Personally, I'm not sold on the concept of micropayments for content which is probably why I was lured to Ms. McGrath's article in the first place.
The idea has been around a long time — at least since the mid-to-late 90s — with both supporters and detractors weighing in. Millions have been lost by companies seeking to capitalize on streams of micropayments, almost all of which eventually crashed and burned. Myself, when confronted with a request to chip in 99 cents for a one-time glimpse at an article or $2.99 for a week's worth (as some of my local newspapers are doing) — well, I close that window and go away.
The author of the article discusses further the importance for any payment system adopted to consider "how the payment link of customers' consumption chains fits into their total experience". Micropayment systems have a tall order in that they need to be seamless, transparent, and achieve inevitability. Even grimmer for publishers, it's not only the micropayment experience that needs to be improved but also the non-micropayment systems too.

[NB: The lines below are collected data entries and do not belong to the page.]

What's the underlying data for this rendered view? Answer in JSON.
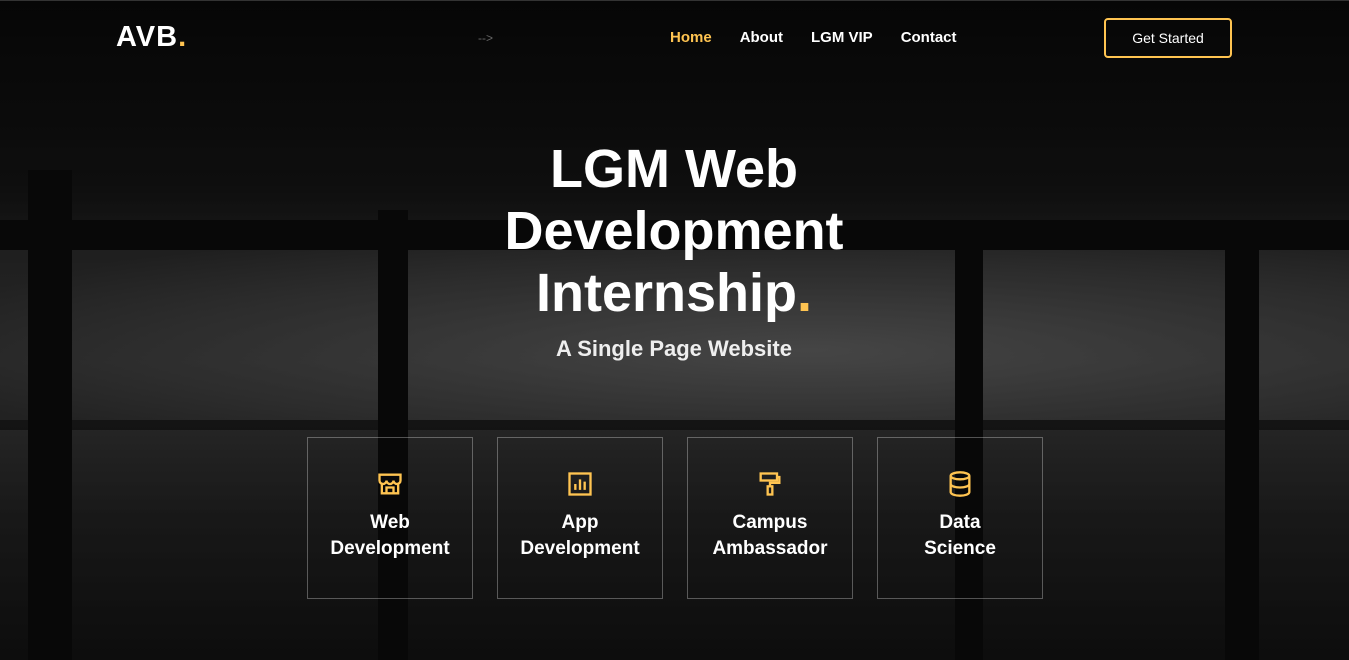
{
  "header": {
    "logo_text": "AVB",
    "logo_dot": ".",
    "comment_text": "-->",
    "nav": [
      {
        "label": "Home",
        "active": true
      },
      {
        "label": "About",
        "active": false
      },
      {
        "label": "LGM VIP",
        "active": false
      },
      {
        "label": "Contact",
        "active": false
      }
    ],
    "cta_label": "Get Started"
  },
  "hero": {
    "title_line1": "LGM Web",
    "title_line2": "Development",
    "title_line3": "Internship",
    "title_dot": ".",
    "subtitle": "A Single Page Website"
  },
  "cards": [
    {
      "label": "Web\nDevelopment",
      "icon": "store-icon"
    },
    {
      "label": "App\nDevelopment",
      "icon": "bar-chart-icon"
    },
    {
      "label": "Campus\nAmbassador",
      "icon": "paint-roller-icon"
    },
    {
      "label": "Data\nScience",
      "icon": "database-icon"
    }
  ],
  "colors": {
    "accent": "#ffc451"
  }
}
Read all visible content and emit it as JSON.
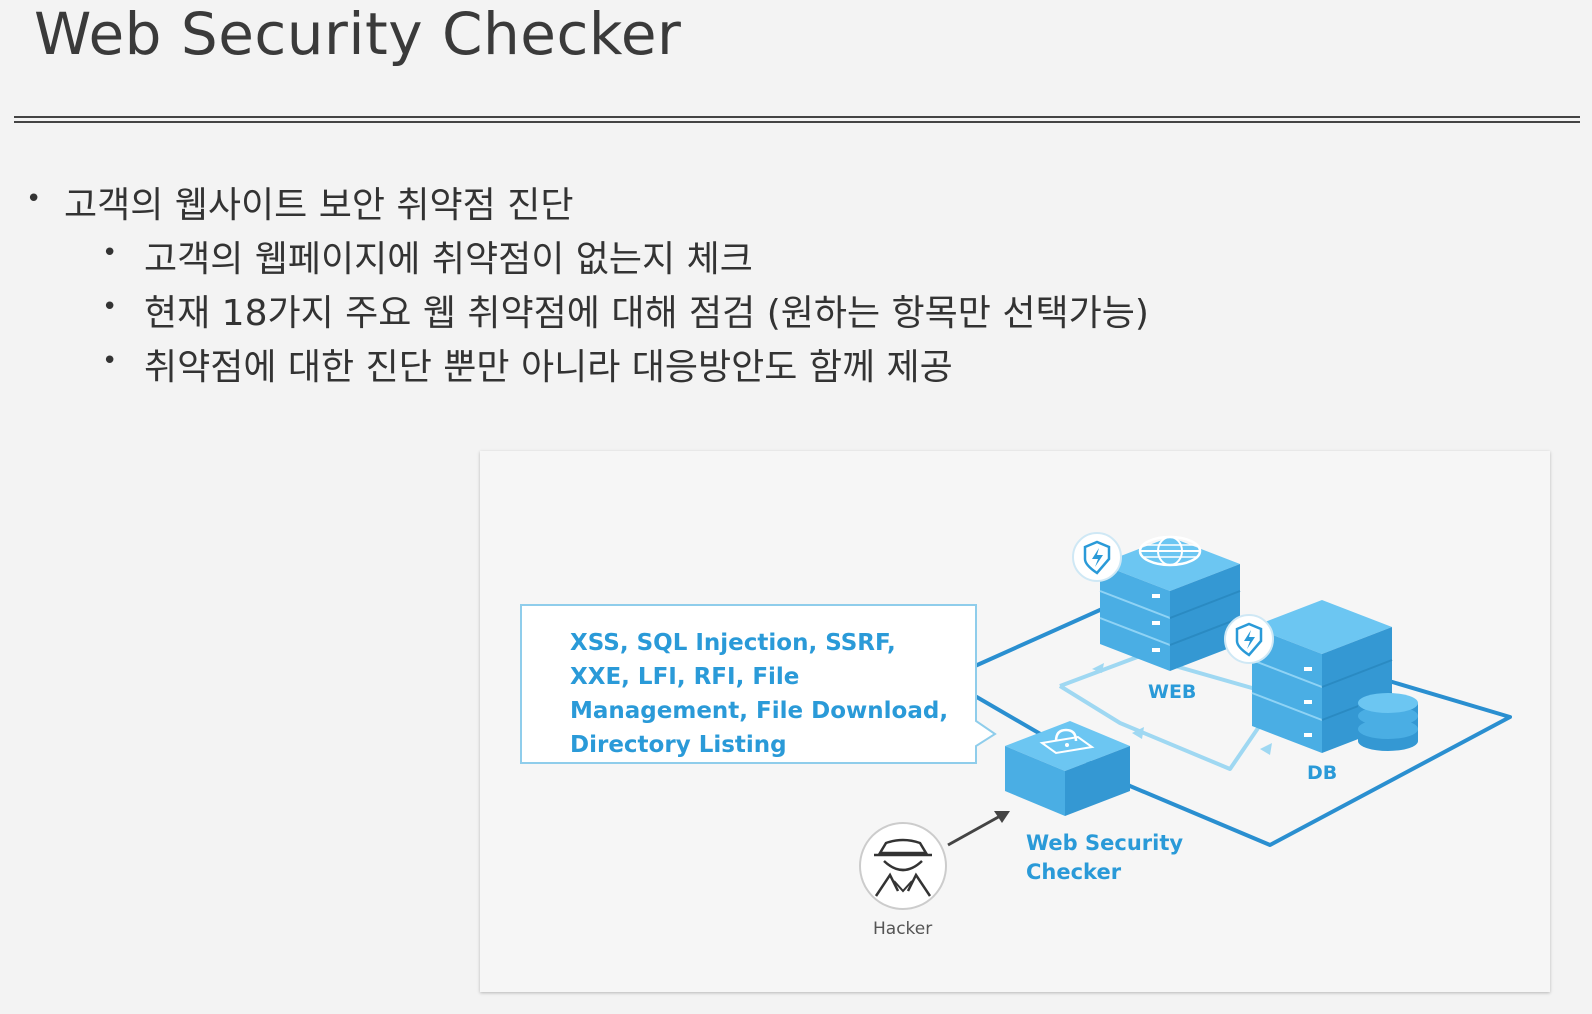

For the past few years, I've paid a yearly subscription to the Wall Street Journal for the print publication and the online subscription. With my yearly renewal coming up very soon, I've decided to discontinue my online subscription to the WSJ. Why would I do that? There are some very basic reasons to why I'm dropping WSJ.com. I rarely find myself reading the online content of the WSJ. I either already read the stories in the print version of the WSJ or I have found myself already familiar with the news story because I read a similar story posted elsewhere online. Stopping by the WSJ.com, unlike CNN or FoxNews, never became a daily ritual for me.